The film itself does not delve that far, though it keeps one intrigued the whole way. You get the sense that Pakula, who would go on to Direct All the President's Men, was attempting to say something, but those pesky conventions of thriller cinema kept thwarting him as if he were drowning in his own little Hollywood conspiracy.

At the time of the film's release, America was still reeling from the duplicity of Kissingerian power politics. Political assassinations were still taking place both in Washington and across Latin America. Thankfully, we've become critical enough as a culture to question the motivations behind suspicious deaths (wall street journal, meet vincent foster) and the Johnson-era gamut of creepy intelligence "dissapearings" has slowed...at least in the homeland.
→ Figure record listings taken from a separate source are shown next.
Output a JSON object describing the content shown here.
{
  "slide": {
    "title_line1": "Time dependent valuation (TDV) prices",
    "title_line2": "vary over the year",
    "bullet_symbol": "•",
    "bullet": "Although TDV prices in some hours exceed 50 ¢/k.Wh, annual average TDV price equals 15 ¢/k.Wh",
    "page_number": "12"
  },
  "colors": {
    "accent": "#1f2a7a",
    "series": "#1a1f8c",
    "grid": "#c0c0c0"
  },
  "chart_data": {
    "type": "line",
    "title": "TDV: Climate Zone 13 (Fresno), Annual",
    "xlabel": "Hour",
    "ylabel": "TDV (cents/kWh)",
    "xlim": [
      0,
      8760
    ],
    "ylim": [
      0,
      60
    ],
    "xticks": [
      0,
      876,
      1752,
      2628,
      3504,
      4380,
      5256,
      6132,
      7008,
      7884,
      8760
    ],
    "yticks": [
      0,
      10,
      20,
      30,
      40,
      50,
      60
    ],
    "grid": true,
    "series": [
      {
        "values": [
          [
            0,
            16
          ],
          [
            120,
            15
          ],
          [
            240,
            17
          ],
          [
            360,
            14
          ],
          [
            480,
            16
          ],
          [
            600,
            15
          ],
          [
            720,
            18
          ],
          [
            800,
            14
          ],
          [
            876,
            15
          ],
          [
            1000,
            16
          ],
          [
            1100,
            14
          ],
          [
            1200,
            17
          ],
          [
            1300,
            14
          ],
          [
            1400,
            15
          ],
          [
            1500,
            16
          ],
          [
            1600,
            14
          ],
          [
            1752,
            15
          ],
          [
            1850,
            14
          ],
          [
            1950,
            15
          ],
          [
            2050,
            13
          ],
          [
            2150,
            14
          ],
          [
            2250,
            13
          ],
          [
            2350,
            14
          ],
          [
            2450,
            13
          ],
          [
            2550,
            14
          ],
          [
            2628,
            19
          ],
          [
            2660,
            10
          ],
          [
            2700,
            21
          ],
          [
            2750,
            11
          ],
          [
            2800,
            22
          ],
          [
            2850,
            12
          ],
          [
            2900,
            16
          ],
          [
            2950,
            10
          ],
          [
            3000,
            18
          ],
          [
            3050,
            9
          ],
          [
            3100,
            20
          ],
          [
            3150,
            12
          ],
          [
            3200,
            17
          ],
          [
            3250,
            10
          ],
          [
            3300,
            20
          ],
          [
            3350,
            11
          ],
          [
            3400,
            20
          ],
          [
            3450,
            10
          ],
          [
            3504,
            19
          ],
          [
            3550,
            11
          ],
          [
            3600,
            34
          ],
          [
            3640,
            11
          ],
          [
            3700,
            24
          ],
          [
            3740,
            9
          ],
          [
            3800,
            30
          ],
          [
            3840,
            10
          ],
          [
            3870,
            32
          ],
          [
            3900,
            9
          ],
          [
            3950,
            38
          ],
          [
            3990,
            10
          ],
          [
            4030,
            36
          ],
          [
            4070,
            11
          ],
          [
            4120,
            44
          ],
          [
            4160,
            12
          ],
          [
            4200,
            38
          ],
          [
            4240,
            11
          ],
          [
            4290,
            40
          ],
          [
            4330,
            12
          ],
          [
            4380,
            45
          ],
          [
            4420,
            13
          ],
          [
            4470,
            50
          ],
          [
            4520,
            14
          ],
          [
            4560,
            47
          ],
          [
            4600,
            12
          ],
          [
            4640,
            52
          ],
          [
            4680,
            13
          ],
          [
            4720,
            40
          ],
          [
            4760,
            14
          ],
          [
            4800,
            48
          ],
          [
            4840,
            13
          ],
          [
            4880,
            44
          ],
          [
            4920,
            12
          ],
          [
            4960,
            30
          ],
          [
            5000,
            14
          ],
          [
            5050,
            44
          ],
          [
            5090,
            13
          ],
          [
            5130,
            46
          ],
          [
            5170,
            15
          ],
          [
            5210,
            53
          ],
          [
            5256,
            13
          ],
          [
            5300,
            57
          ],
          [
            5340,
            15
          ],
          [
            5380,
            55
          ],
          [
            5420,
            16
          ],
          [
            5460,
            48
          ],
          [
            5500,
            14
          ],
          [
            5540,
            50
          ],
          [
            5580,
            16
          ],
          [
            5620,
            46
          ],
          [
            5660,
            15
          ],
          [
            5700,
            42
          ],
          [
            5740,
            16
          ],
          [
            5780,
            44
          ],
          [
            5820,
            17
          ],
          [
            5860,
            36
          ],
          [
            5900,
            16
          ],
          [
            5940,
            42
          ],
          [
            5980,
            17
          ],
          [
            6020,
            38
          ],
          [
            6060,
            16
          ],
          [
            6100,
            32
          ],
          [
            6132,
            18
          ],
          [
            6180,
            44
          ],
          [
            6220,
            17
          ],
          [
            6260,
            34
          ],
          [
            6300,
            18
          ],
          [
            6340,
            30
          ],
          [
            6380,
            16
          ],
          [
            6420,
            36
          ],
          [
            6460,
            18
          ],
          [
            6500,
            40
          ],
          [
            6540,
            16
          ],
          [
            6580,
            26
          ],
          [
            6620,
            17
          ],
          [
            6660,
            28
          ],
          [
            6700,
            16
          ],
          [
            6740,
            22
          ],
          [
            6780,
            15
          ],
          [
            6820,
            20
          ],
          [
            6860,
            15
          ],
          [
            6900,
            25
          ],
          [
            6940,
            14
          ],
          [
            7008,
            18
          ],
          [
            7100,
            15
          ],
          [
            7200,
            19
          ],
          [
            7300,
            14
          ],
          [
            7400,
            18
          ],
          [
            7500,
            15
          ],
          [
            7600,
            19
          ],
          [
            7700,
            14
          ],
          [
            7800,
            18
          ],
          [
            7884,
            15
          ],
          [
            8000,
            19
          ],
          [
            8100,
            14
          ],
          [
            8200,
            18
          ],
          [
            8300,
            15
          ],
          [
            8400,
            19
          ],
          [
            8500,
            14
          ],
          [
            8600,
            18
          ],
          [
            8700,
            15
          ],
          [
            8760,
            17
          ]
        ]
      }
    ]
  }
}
However, this film never presupposes any systematic executive level conspiracies in the course of its storyline. Despite the fact that all the targets of assassinations appear to be ambiguously "rogue" progressive senators with electoral wet dreams, the killing machine comes in the form of a mysterious mercenary corporation called Parallax. There's some pretty silly elementary psychology involved, assuming that angry anti-socialites with no apparent agenda other than ending poverty will sign up simply for the warmth of feeling "needed" and being told that there's nothing wrong with them. To recruit these barbound chair-hurlers, there's a neato multiple choice test and Clockwork orange-style voluntary film screening, which merges and flashes a series of words like "Mother" and "Country" to try to synergize an insecure upbringing, misplaced patriotism, and vitriolic fantasies of revenge.

On the corporate angle, The Parallax View may have hit the mark. When Coca Cola hires paramilitary units that assassinate union leaders in Columbia and The Western Hemisphere Institute for Security Cooperation is coordinated like a holding company that imports proto-fascist dictatorships in or around the equator, it appears that running some archangelic bloodwork from the hands of NAFTA-protected big business is the only angle that still works (discrediting Novak-style press leaks about former ambassadors's wives).

As the row of judges at the beginning and the end of the film deliberate like animatronically programmed waxworks and the 9/11 commission wraps up its investigation with many unanswered questions still brewing, films like this one and JFK ask us to keep pursuing beyond the official statements of the hegemony. Overall, this film is a 40-minute overrun of a sloppy X-Files episode, but its desire to raise your eyebrows and examine the innards of a mechanistically violent culture stem from the proper ideals, even if the answer it comes out with is; if you keep questioning, you'll probably wind up dead.